12.2. Phase 2: Exercise the functionality introduced by formats with attributes
This is done by introducing the SILK codec and allowing H.264 to be negotiated with format attributes.
- Step 1
- Define SILK format in Asterisk.
- Create SILK format attribute interface.
- Make SILK translators to and from signed linear.
- Add the ability to define custom media formats with attributes in user configuration.
- Extend the rtp mapping code to allow chan_sip to advertise SILK appropriately in SDPs.
- Step 2
- Create H.264 format attribute interface.
- Extend codecs.conf to allow custom H.264 format definitions.
- Extend chan_sip to be able to correctly advertise and negotiate H.264 with attributes in SDPs.

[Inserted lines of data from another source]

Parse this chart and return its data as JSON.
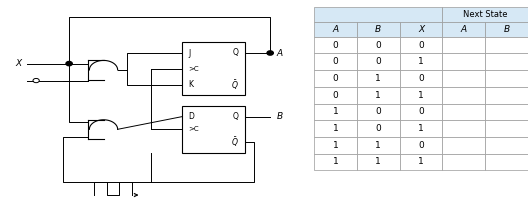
{
  "fig_width": 5.28,
  "fig_height": 2.12,
  "dpi": 100,
  "table_col_headers": [
    "A",
    "B",
    "X",
    "A",
    "B"
  ],
  "table_span_header": "Next State",
  "table_rows": [
    [
      "0",
      "0",
      "0",
      "",
      ""
    ],
    [
      "0",
      "0",
      "1",
      "",
      ""
    ],
    [
      "0",
      "1",
      "0",
      "",
      ""
    ],
    [
      "0",
      "1",
      "1",
      "",
      ""
    ],
    [
      "1",
      "0",
      "0",
      "",
      ""
    ],
    [
      "1",
      "0",
      "1",
      "",
      ""
    ],
    [
      "1",
      "1",
      "0",
      "",
      ""
    ],
    [
      "1",
      "1",
      "1",
      "",
      ""
    ]
  ],
  "header_bg": "#d6e8f5",
  "cell_bg": "#ffffff",
  "grid_color": "#999999",
  "circuit_bg": "#ffffff",
  "lw": 0.7,
  "gate_lw": 0.8,
  "fs_label": 6.0,
  "fs_ff": 5.5,
  "fs_table": 6.5
}
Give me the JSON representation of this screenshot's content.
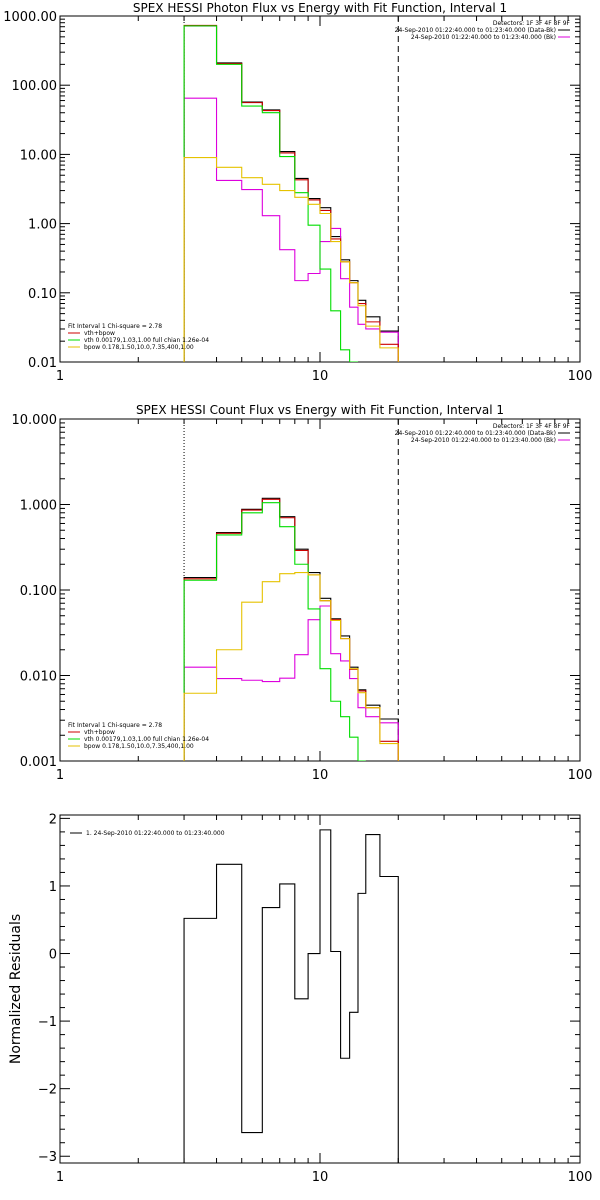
{
  "colors": {
    "data": "#000000",
    "bk": "#cc0000",
    "total": "#cc0000",
    "vth": "#00dd00",
    "vth_mid": "#00cc00",
    "bpow": "#e6c200",
    "magenta": "#dd00dd",
    "axis": "#000000"
  },
  "chart_data": [
    {
      "type": "line",
      "title": "SPEX HESSI Photon Flux vs Energy with Fit Function, Interval 1",
      "xscale": "log",
      "yscale": "log",
      "xlim": [
        1,
        100
      ],
      "ylim": [
        0.01,
        1000
      ],
      "xticks": [
        "1",
        "10",
        "100"
      ],
      "yticks": [
        "0.01",
        "0.10",
        "1.00",
        "10.00",
        "100.00",
        "1000.00"
      ],
      "grid": false,
      "legend_position": "bottom-left",
      "legend_title": "Fit Interval 1   Chi-square = 2.78",
      "legend": [
        "vth+bpow",
        "vth 0.00179,1.03,1.00  full chian 1.26e-04",
        "bpow 0.178,1.50,10.0,7.35,400,1.00"
      ],
      "header": [
        "Detectors: 1F 3F 4F 8F 9F",
        "24-Sep-2010 01:22:40.000 to 01:23:40.000 (Data-Bk)",
        "24-Sep-2010 01:22:40.000 to 01:23:40.000 (Bk)"
      ],
      "vlines": [
        {
          "x": 3,
          "style": "dotted"
        },
        {
          "x": 20,
          "style": "dashed"
        }
      ],
      "edges": [
        3,
        4,
        5,
        6,
        7,
        8,
        9,
        10,
        11,
        12,
        13,
        14,
        15,
        17,
        20
      ],
      "series": [
        {
          "name": "data",
          "color": "#000000",
          "values": [
            720,
            210,
            57,
            44,
            11,
            4.5,
            2.3,
            1.7,
            0.65,
            0.3,
            0.15,
            0.078,
            0.045,
            0.028
          ]
        },
        {
          "name": "Bk",
          "color": "#dd00dd",
          "values": [
            65,
            4.2,
            3.1,
            1.3,
            0.42,
            0.15,
            0.19,
            0.55,
            0.85,
            0.16,
            0.062,
            0.035,
            0.03,
            0.027
          ]
        },
        {
          "name": "vth+bpow",
          "color": "#cc0000",
          "values": [
            730,
            205,
            56,
            43,
            10.5,
            4.3,
            2.2,
            1.55,
            0.6,
            0.28,
            0.14,
            0.07,
            0.038,
            0.018
          ]
        },
        {
          "name": "vth",
          "color": "#00dd00",
          "values": [
            720,
            200,
            50,
            40,
            9.3,
            2.8,
            0.95,
            0.22,
            0.055,
            0.015,
            0.0
          ]
        },
        {
          "name": "bpow",
          "color": "#e6c200",
          "values": [
            9,
            6.5,
            4.6,
            3.7,
            3.0,
            2.4,
            1.9,
            1.4,
            0.55,
            0.28,
            0.14,
            0.065,
            0.033,
            0.016
          ]
        }
      ]
    },
    {
      "type": "line",
      "title": "SPEX HESSI Count Flux vs Energy with Fit Function, Interval 1",
      "xscale": "log",
      "yscale": "log",
      "xlim": [
        1,
        100
      ],
      "ylim": [
        0.001,
        10
      ],
      "xticks": [
        "1",
        "10",
        "100"
      ],
      "yticks": [
        "0.001",
        "0.010",
        "0.100",
        "1.000",
        "10.000"
      ],
      "grid": false,
      "legend_position": "bottom-left",
      "legend_title": "Fit Interval 1   Chi-square = 2.78",
      "legend": [
        "vth+bpow",
        "vth 0.00179,1.03,1.00  full chian 1.26e-04",
        "bpow 0.178,1.50,10.0,7.35,400,1.00"
      ],
      "header": [
        "Detectors: 1F 3F 4F 8F 9F",
        "24-Sep-2010 01:22:40.000 to 01:23:40.000 (Data-Bk)",
        "24-Sep-2010 01:22:40.000 to 01:23:40.000 (Bk)"
      ],
      "vlines": [
        {
          "x": 3,
          "style": "dotted"
        },
        {
          "x": 20,
          "style": "dashed"
        }
      ],
      "edges": [
        3,
        4,
        5,
        6,
        7,
        8,
        9,
        10,
        11,
        12,
        13,
        14,
        15,
        17,
        20
      ],
      "series": [
        {
          "name": "data",
          "color": "#000000",
          "values": [
            0.14,
            0.47,
            0.88,
            1.18,
            0.72,
            0.3,
            0.16,
            0.08,
            0.046,
            0.029,
            0.0125,
            0.0068,
            0.0045,
            0.0031
          ]
        },
        {
          "name": "Bk",
          "color": "#dd00dd",
          "values": [
            0.0125,
            0.0092,
            0.0088,
            0.0085,
            0.0093,
            0.0175,
            0.045,
            0.065,
            0.018,
            0.0148,
            0.0092,
            0.0042,
            0.0033,
            0.0028
          ]
        },
        {
          "name": "vth+bpow",
          "color": "#cc0000",
          "values": [
            0.135,
            0.46,
            0.86,
            1.15,
            0.7,
            0.29,
            0.15,
            0.075,
            0.045,
            0.027,
            0.0118,
            0.0066,
            0.0042,
            0.0017
          ]
        },
        {
          "name": "vth",
          "color": "#00dd00",
          "values": [
            0.13,
            0.44,
            0.8,
            1.05,
            0.55,
            0.2,
            0.06,
            0.012,
            0.005,
            0.0033,
            0.0019,
            0.0008
          ]
        },
        {
          "name": "bpow",
          "color": "#e6c200",
          "values": [
            0.0062,
            0.02,
            0.072,
            0.125,
            0.155,
            0.16,
            0.15,
            0.075,
            0.044,
            0.027,
            0.012,
            0.0063,
            0.0042,
            0.0016
          ]
        }
      ]
    },
    {
      "type": "line",
      "title": "",
      "xscale": "log",
      "yscale": "linear",
      "xlim": [
        1,
        100
      ],
      "ylim": [
        -3.1,
        2.05
      ],
      "xticks": [
        "1",
        "10",
        "100"
      ],
      "yticks": [
        "-3",
        "-2",
        "-1",
        "0",
        "1",
        "2"
      ],
      "ylabel": "Normalized Residuals",
      "grid": false,
      "legend_position": "top-left",
      "legend": [
        "1. 24-Sep-2010 01:22:40.000 to 01:23:40.000"
      ],
      "edges": [
        3,
        4,
        5,
        6,
        7,
        8,
        9,
        10,
        11,
        12,
        13,
        14,
        15,
        17,
        20
      ],
      "series": [
        {
          "name": "1. 24-Sep-2010 01:22:40.000 to 01:23:40.000",
          "color": "#000000",
          "values": [
            0.52,
            1.32,
            -2.65,
            0.68,
            1.03,
            -0.67,
            0.0,
            1.83,
            0.03,
            -1.55,
            -0.87,
            0.89,
            1.76,
            1.14
          ]
        }
      ]
    }
  ]
}
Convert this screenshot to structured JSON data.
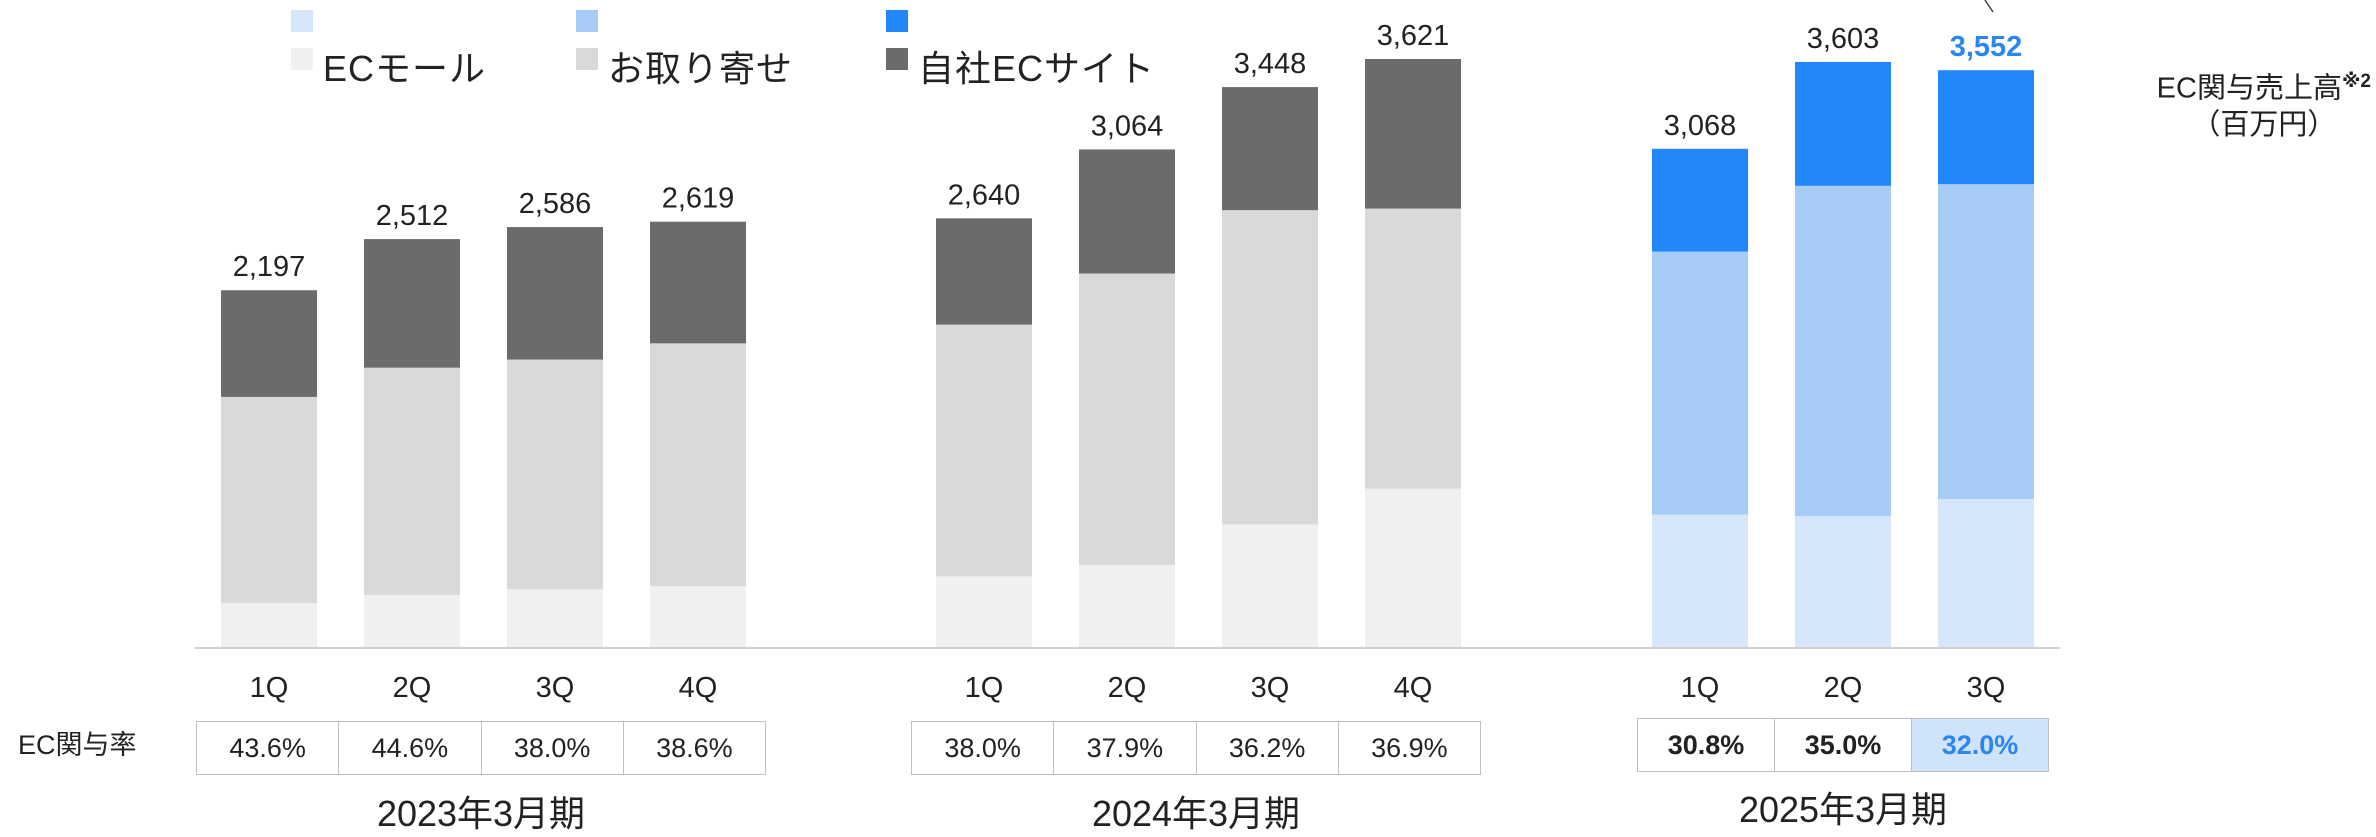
{
  "legend": [
    {
      "label": "ECモール",
      "color_2025": "#d6e7fc",
      "color_prior": "#f0f0f0"
    },
    {
      "label": "お取り寄せ",
      "color_2025": "#a7cdf7",
      "color_prior": "#d9d9d9"
    },
    {
      "label": "自社ECサイト",
      "color_2025": "#2287fa",
      "color_prior": "#6b6b6b"
    }
  ],
  "unit_label": {
    "line1": "EC関与売上高",
    "sup": "※2",
    "line2": "（百万円）"
  },
  "rate_row_label": "EC関与率",
  "highlight_color": "#2b86ee",
  "chart_data": {
    "type": "bar",
    "stacked": true,
    "ylabel": "EC関与売上高※2（百万円）",
    "ylim": [
      0,
      3700
    ],
    "groups": [
      {
        "period": "2023年3月期",
        "categories": [
          "1Q",
          "2Q",
          "3Q",
          "4Q"
        ],
        "totals": [
          2197,
          2512,
          2586,
          2619
        ],
        "total_labels": [
          "2,197",
          "2,512",
          "2,586",
          "2,619"
        ],
        "series": [
          {
            "name": "ECモール",
            "values": [
              270,
              320,
              355,
              375
            ]
          },
          {
            "name": "お取り寄せ",
            "values": [
              1270,
              1400,
              1415,
              1495
            ]
          },
          {
            "name": "自社ECサイト",
            "values": [
              657,
              792,
              816,
              749
            ]
          }
        ],
        "ec_rate": [
          "43.6%",
          "44.6%",
          "38.0%",
          "38.6%"
        ]
      },
      {
        "period": "2024年3月期",
        "categories": [
          "1Q",
          "2Q",
          "3Q",
          "4Q"
        ],
        "totals": [
          2640,
          3064,
          3448,
          3621
        ],
        "total_labels": [
          "2,640",
          "3,064",
          "3,448",
          "3,621"
        ],
        "series": [
          {
            "name": "ECモール",
            "values": [
              435,
              505,
              755,
              975
            ]
          },
          {
            "name": "お取り寄せ",
            "values": [
              1550,
              1795,
              1935,
              1725
            ]
          },
          {
            "name": "自社ECサイト",
            "values": [
              655,
              764,
              758,
              921
            ]
          }
        ],
        "ec_rate": [
          "38.0%",
          "37.9%",
          "36.2%",
          "36.9%"
        ]
      },
      {
        "period": "2025年3月期",
        "categories": [
          "1Q",
          "2Q",
          "3Q"
        ],
        "totals": [
          3068,
          3603,
          3552
        ],
        "total_labels": [
          "3,068",
          "3,603",
          "3,552"
        ],
        "series": [
          {
            "name": "ECモール",
            "values": [
              815,
              805,
              910
            ]
          },
          {
            "name": "お取り寄せ",
            "values": [
              1620,
              2035,
              1940
            ]
          },
          {
            "name": "自社ECサイト",
            "values": [
              633,
              763,
              702
            ]
          }
        ],
        "ec_rate": [
          "30.8%",
          "35.0%",
          "32.0%"
        ],
        "highlight_index": 2
      }
    ]
  }
}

12.3. Phase 3: Extend Asterisk to handle multiple media streams
- Step 1
- Create Ast Channel Stream API
- Define default audio stream by replacing current audio stream formats and translators on a channel with an ast_channel_stream structure.
- Define default video stream by introducing a new ast_channel_stream structure used solely for negotiating the primary video stream.
- Step 2
- Add the stream id field to the ast_frame structure.
- Block the ability to read anything other than the default streams with all current channel drivers and applications.
- Introduce new ast_read functionality for reading auxiliary streams when it is explicitly requested.
- Step 3
- Exercise the new ability to build video translation paths using an FFMPEG addon translation module.
12.4. Phase 4: Format Renegotiation after call setup
Allowing calls to renegotiate their media formats after call setup is perhaps the most practical functionality introduced by this project. Due to the way multiple media streams will be represented in Asterisk, this ability to represent multiple streams is prerequisite for format renegotiation be implemented correctly. That is the primary reasoning for pushing back the introduction of this functionality to a later phase.
- Step 1
- Re-evaluate design. Define use cases and prove concept with a set of sequence diagrams.
- Test interoperability of renegotiation use cases using sipp scenarios against common SIP devices.
- Step 2
- Implement core functionality changes required to detect and attempt format renegotiation with channel techs.
- Implement chan_sip configuration options and functionality required to allow format renegotiation triggered by the Asterisk core to occur after call setup.